By Hamish Johnston
Sometimes, the biggest laughs on April Fools’ Day come from the stories that read like hoaxes but are actually true. One such item is a proposal by David Kipping and Alex Teachy of Columbia University in the US, who have come up with a way of hiding the Earth from aggressive civilizations on distant planets (at least I think this is real, but I wouldn’t be surprised if it were an elaborate hoax!).
Last month we published the news article “Where to look for signals from alien astronomers with a good view of Earth”, which points out that there are about 100,000 planetary systems out there that would see the Earth as it passes in front of the Sun. This transit would tell an alien civilization that the Earth is in the habitable zone of the Sun and could be a good candidate for colonization – if that’s what advanced alien civilizations do.

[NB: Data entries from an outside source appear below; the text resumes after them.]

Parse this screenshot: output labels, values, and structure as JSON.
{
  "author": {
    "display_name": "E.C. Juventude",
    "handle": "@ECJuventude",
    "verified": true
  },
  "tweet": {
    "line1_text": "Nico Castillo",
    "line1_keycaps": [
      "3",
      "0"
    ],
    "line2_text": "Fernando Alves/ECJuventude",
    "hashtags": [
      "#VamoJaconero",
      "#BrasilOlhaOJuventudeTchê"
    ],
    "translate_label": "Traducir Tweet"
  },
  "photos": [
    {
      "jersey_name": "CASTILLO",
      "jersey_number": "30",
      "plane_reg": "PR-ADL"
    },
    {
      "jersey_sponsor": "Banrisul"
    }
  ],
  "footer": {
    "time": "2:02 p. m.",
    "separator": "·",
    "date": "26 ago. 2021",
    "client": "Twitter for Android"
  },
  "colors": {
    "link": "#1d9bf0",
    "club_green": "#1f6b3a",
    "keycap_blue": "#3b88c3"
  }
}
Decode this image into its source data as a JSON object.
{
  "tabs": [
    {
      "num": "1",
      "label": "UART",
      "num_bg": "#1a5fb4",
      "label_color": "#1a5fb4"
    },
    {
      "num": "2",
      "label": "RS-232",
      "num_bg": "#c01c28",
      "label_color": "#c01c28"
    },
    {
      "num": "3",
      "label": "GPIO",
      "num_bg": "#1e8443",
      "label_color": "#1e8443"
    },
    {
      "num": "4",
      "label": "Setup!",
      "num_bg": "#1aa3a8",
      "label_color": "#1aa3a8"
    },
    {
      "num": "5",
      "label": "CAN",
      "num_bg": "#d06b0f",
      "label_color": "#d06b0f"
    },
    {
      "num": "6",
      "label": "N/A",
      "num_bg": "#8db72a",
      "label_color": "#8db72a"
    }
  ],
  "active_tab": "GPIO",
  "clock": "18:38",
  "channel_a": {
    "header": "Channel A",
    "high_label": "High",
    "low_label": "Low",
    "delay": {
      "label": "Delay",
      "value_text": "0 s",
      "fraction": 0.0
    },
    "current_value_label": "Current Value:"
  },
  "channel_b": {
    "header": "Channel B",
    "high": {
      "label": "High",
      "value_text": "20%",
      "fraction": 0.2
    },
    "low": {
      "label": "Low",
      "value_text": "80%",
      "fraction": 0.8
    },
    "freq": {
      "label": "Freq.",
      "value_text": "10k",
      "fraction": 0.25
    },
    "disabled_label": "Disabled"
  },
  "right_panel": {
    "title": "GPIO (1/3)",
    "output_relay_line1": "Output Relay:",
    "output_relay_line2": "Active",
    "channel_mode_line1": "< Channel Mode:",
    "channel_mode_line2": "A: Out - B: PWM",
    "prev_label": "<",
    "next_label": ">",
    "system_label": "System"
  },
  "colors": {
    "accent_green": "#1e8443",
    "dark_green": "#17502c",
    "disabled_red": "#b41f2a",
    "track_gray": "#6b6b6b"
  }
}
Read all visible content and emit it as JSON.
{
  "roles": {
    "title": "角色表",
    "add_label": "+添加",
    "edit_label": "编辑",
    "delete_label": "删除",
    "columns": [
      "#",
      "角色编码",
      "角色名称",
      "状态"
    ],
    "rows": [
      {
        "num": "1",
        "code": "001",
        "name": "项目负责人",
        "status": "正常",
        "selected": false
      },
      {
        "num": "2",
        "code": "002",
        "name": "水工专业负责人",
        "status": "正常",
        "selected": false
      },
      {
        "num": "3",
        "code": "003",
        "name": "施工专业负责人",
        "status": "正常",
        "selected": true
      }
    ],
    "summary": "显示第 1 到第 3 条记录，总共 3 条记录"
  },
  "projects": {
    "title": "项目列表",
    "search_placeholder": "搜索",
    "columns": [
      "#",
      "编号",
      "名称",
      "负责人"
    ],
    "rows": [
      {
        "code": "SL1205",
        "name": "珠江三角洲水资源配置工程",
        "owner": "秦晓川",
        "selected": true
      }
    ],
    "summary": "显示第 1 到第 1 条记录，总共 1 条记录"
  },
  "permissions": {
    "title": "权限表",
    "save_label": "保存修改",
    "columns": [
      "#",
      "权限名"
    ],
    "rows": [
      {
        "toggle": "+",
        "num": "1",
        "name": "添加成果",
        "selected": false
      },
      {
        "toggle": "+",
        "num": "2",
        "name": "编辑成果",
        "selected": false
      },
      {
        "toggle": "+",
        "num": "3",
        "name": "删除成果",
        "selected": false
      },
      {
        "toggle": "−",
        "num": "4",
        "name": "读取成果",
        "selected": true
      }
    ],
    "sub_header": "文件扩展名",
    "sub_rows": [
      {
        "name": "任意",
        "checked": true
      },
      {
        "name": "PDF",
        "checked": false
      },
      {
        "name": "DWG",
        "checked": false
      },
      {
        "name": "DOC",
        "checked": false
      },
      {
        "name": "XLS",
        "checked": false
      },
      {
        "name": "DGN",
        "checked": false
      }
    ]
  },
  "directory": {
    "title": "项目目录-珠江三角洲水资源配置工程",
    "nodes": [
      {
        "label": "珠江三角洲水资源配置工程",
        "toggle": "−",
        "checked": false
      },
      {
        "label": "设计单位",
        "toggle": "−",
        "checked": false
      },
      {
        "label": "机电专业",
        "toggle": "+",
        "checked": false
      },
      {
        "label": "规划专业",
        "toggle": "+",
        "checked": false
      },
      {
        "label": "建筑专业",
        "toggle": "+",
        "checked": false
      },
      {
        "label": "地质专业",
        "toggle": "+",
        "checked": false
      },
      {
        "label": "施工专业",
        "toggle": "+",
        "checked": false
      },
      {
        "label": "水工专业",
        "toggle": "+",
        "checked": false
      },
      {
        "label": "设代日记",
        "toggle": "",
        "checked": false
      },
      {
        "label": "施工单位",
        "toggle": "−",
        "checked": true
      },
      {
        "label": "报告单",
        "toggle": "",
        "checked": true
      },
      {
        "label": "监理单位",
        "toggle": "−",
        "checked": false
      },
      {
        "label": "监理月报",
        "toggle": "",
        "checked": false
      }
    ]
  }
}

To avoid alien invasion, Kipping and Teachy propose firing a laser into space to make up for the small amount of sunlight that is blocked by the Earth during a transit, thereby rendering us invisible to alien astronomers. All it would take to fool an instrument like our own Kepler space telescope is a 30 MW laser fired continuously for 10 hours per year. Give that today’s most powerful continuous-wave lasers can deliver about 1 MW for just a minute or so, this is not something we could do tomorrow. And that just hides us from one alien telescope, leaving 100,000 more potential systems out there to worry about. Their proposal is described in the Monthly Notices of the Royal Astronomical Society: “A cloaking device for transiting planets”.
Now for a few of the funnier physics-related hoaxes we have come across today. That famous Swiss sense of humour is all over CERN’s 1 April gag, which involves a surprise discovery, made – or actually heard – when data from the Large Hadron Collider are converted into sound. So, put on your cans and enjoy the video above.
London’s Royal Albert Hall announced that its famous oval building has been transformed into a particle collider dubbed the “Small Halldron Collider”. The idea began as a joke by television physicist Brian Cox, who was apparently horrified to discover that Albert Hall staff took him seriously.
“Don’t trust everything you read on the arXiv” is good advice, especially on 1 April. A case in point is a paper called “Pi in the sky” by Ali Frolop and Douglas Scott of the University of British Columbia in Canada. Scott (who really exists) and Frolop publish one paper a year, and their 2016 offering combines numerology with the cosmic microwave background.
The “thudding sound” of the LHC data at CERN is quite different from the soft “0.2 sec whisper” of the LIGO’s data of gravitational waves from the distant colliding binary black holes.